Une brève histoire des chats domestiques

Sur n'importe lequel des nombres surprenants de sites Web entièrement consacrés à la sagesse sur les chats, on trouvera des citations comme celles-ci : "Comme chaque propriétaire de chat le sait, personne ne possède un chat" (attribué à Ellen Perry Berkeley) "L'expression 'chat domestique' est un oxymore » (attribué à George F. Will) et « Un chien est le meilleur ami d'un homme. Un chat est le meilleur ami d'un chat » (attribué à Robet J. Vogel). Bien sûr, là est comme le chat domestique, et les chats et les humains entretiennent une relation essentiellement symbiotique depuis des milliers d'années. Mais les boutades mettent en lumière une ambivalence bien réelle dans la longue relation entre les chats et les humains, comme le montre cette histoire du chat domestique.

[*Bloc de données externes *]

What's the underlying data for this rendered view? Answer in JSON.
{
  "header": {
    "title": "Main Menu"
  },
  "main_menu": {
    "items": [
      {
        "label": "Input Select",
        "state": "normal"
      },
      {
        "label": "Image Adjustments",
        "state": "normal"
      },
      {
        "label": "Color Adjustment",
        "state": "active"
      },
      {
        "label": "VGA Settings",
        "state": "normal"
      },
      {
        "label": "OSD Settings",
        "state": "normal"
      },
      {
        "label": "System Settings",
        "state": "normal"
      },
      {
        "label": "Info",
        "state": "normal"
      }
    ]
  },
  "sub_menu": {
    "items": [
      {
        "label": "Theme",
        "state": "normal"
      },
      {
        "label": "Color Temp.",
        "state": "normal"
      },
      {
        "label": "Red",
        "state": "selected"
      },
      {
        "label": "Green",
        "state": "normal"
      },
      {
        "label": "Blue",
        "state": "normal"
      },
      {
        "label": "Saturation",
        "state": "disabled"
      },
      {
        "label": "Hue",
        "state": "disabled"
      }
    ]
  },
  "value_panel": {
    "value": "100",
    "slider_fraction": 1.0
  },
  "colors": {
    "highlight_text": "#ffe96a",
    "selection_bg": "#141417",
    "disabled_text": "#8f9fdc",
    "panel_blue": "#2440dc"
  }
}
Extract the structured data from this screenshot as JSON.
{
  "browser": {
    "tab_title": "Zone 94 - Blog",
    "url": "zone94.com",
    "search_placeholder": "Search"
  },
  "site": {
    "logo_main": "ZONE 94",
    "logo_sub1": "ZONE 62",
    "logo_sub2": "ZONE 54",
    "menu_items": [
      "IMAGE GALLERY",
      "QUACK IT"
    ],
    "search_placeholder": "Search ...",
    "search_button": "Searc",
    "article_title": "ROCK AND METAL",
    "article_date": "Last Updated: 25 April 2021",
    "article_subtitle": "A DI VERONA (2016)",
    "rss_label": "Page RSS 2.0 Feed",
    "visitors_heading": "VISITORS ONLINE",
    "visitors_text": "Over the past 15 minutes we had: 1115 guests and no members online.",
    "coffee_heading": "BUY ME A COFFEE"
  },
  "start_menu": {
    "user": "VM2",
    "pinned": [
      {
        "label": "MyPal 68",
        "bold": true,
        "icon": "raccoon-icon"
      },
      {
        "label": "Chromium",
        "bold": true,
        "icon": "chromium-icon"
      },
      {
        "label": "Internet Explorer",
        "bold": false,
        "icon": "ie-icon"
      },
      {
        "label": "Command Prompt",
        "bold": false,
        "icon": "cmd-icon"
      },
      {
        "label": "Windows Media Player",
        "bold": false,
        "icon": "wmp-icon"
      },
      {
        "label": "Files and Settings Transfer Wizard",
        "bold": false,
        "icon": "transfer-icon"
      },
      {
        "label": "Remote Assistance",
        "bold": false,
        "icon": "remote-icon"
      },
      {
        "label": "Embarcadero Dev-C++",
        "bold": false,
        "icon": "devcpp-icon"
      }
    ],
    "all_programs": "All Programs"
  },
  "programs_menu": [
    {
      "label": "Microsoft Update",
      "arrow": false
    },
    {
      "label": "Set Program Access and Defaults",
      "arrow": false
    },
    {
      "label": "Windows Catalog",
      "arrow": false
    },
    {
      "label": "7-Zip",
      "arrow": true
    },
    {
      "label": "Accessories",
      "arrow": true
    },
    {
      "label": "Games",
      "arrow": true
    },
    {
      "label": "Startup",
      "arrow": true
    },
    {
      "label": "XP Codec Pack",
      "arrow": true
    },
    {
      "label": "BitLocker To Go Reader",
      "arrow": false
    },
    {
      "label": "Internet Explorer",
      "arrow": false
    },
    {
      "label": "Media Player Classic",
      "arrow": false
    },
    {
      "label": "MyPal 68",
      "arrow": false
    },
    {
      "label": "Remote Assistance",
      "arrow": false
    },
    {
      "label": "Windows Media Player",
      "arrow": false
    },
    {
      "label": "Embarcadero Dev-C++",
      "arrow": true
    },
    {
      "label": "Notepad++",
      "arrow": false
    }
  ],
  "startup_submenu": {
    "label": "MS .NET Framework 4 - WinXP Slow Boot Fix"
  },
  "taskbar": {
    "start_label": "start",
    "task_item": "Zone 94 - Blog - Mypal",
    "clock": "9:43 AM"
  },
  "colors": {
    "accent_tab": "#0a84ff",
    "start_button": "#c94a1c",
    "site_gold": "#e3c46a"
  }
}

Le mystère du chat de maison antique

Il a fallu un certain temps aux scientifiques pour résoudre l'énigme du moment et de l'endroit où les chats ont été domestiqués pour la première fois. On pourrait penser que les archives archéologiques pourraient répondre facilement à la question, mais les chats sauvages et les chats domestiques ont des squelettes remarquablement similaires, ce qui complique les choses. Certains indices sont venus pour la première fois de l'île de Chypre en 1983, lorsque des archéologues ont découvert une mâchoire de chat datant de 8 000 ans. Puisqu'il semblait hautement improbable que des humains aient amené des chats sauvages sur l'île (un "félin sauvage crachant, grattant et pris de panique aurait été le dernier type de compagnon de bateau qu'ils auraient voulu", écrit Desmond Morris dans Catworld : une encyclopédie féline), la découverte suggère que la domestication a eu lieu avant il y a 8 000 ans.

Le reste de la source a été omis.